Cake is dangerous. So are batches of cookies. If I can help it I only make them when I HAVE to share them with others. Otherwise, I will eat them. . . . all. So it’s best that sweets – especially anything to do with chocolate – stays far away from here in large quantities. Every once and a while I like to make something small and chocolaty that will quell my desire for the sweet & rich flavor I seek without destroying my diet in one fell swoop.
Mug cakes or mini cakes have become my answer to this dilemma. They are small enough for one person, but big enough to share if you are feeling generous (or don’t want to feel piggy). In our house making baked goods in the traditional way – using wheat flour and glutinous ingredients – causes dissension because my oldest is gluten intolerant. So even when I make something small for myself I either have to make it while she isn’t home OR find a way to make it gluten free so she can have some. I searched around and found a recipe on A Calculated Whisk that I thought would work with the culinary grade matcha I had received for review, but I didn’t care for the chocolate chips in it. SO, I decided to turn it into somewhat of a lava cake with some chocolate hazelnut spread instead.
GF Matcha Chocolate Lava Mug Cake
Yield: 1 serving
Prep time: 5 minutes
Cook time: 2 minutes
1 teaspoon coconut oil (butter or ghee will work too)
1 teaspoon culinary grade matcha (you may use ceremonial grade if that’s all you have on hand)
2 tablespoons honey or maple syrup or agave nectar
1 tablespoon milk of choice
1 teaspoon vanilla extract
1 large egg
Pinch of sea salt
1/4 cup lightly packed almond meal or flour
1/8 teaspoon baking soda*
1/8 teaspoon cream of tartar*
1 heaping tablespoon chocolate hazelnut spread
First melt the oil or butter in your large mug or single serve bowl. Mix in the matcha making sure it is well incorporated. Stir in the sweetener, milk and vanilla extract. Add in egg and beat. Put in the sea salt, baking soda, cream of tartar and almond meal and mix well making sure all the wet ingredients have completely combined into the flour. Plop the dollop of hazelnut spread into the middle of the mixture. No need to stir. Put the mug or bowl into the microwave on high for up to 2 minutes. Stop the cooking when you see the cake start to separate from the sides of the mug or dish. Wait a little bit to allow the container to cool a couple minutes before removing it from the microwave. With a silicone spatula carefully release the cake from the dish and you can turn it out onto a plate OR eat it directly from the mug or bowl. This is best eaten warm.

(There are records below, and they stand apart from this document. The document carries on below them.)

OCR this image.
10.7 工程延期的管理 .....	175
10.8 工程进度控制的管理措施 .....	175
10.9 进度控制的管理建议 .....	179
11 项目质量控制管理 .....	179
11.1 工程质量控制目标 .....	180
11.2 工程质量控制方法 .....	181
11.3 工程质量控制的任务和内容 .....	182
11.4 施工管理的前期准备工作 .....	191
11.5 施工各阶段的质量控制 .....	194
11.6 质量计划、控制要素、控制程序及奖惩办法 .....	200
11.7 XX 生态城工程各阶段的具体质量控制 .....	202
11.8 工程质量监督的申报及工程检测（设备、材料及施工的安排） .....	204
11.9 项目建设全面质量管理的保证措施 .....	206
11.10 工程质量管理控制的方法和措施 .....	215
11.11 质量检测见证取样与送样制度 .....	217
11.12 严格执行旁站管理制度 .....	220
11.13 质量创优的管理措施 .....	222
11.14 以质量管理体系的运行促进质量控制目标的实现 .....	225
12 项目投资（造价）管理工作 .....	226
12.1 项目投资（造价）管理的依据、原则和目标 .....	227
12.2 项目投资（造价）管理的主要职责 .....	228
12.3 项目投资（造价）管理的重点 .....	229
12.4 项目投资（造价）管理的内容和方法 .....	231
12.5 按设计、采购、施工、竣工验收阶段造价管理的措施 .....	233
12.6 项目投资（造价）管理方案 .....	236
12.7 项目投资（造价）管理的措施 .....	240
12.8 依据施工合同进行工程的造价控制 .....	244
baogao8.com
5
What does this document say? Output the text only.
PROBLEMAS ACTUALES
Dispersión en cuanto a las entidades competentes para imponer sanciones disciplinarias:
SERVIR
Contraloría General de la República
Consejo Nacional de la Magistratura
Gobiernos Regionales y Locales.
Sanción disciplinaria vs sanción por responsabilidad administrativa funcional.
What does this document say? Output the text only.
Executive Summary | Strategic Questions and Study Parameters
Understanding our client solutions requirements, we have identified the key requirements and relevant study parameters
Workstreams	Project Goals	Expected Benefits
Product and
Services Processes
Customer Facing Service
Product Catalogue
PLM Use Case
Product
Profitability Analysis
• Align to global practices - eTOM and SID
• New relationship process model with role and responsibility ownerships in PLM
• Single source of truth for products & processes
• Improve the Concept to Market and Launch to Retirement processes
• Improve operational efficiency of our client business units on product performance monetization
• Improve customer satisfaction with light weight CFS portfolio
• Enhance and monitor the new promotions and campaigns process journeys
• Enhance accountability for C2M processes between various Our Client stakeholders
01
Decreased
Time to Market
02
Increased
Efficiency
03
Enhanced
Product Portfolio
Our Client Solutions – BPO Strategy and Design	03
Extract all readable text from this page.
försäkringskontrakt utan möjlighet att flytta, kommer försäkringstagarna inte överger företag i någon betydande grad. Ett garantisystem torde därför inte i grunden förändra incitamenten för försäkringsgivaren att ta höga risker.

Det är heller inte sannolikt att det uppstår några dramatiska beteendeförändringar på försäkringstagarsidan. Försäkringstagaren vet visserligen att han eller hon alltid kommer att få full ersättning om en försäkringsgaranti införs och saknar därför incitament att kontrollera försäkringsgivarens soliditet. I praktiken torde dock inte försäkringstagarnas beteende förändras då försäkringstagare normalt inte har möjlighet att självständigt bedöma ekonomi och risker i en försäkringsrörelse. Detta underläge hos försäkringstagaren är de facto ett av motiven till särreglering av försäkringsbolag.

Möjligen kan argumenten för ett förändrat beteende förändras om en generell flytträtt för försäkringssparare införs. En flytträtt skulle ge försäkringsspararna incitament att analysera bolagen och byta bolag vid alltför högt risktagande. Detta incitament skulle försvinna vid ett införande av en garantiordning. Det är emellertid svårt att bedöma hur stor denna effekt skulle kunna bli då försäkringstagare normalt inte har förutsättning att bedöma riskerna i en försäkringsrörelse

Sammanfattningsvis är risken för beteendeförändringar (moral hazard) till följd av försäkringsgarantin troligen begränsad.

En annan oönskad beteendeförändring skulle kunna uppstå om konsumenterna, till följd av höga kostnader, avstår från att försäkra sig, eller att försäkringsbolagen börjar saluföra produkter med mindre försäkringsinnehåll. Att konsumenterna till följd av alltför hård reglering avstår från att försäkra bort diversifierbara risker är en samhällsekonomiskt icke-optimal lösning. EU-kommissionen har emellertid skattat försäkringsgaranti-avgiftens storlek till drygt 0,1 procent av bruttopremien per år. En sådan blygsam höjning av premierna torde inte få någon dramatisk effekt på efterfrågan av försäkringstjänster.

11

You can use any other kind of gluten free flour you have on hand, but the texture will not be the same. Almond flour doesn’t really soak up the liquid like other flours so the final product is more moist. I tried Namaste flour blend, and it came out tasty but a bit too dry and more like angel food cake than I had expected. The time probably should have been reduced 30 seconds for the finer flour grind. Also, I used maple syrup just because it was easier to measure and mix and I forgot I had agave nectar. It’s still very yummy and doesn’t interfere with the flavor combos at all. As for milk we used half & half because we like the lusciousness that little bit of extra fat adds to the flavor and texture of the recipe. If you are watching your calories or are lactose intolerant, by all means use another type of milk that is suitable for your needs. If you don’t have an 1/8 tsp. measure you can always just fill up a 1/4 tsp. and just fill it half way as best you can. We had run out of large eggs and I had to use extra large and the cake turned out more moist.
If you want to make this a vegan recipe:
- use a nut milk or soy milk
- Instead of egg use mix 1 Tbsp. finely ground chia or flax mixed with 3 Tbsps. water to form and allow to sit for 5 minutes to form a gel
High Quality Vanilla
I used Jiva Organics Pure Madagascar Bourbon Vanilla Extract which I received for review. It was very light in color which was a surprise, but the aroma was distinctly vanilla and slightly floral. The mug cake turned out fantastic. My daughter has used it to make her single serving of ice cream in the Ice Cream Magic gadget and it turned out perfect. Even though this is processed with alcohol that’s not the odor that hits you when you first open the bottle. So often the vanilla beans are processed too quickly and not allowed to mellow in the process of extraction that the final product smells more like rubbing alcohol than a food product. This bourbon vanilla extract was so pleasant and flavorful I highly recommend it to anyone who loves to bake and is particular about their vanilla.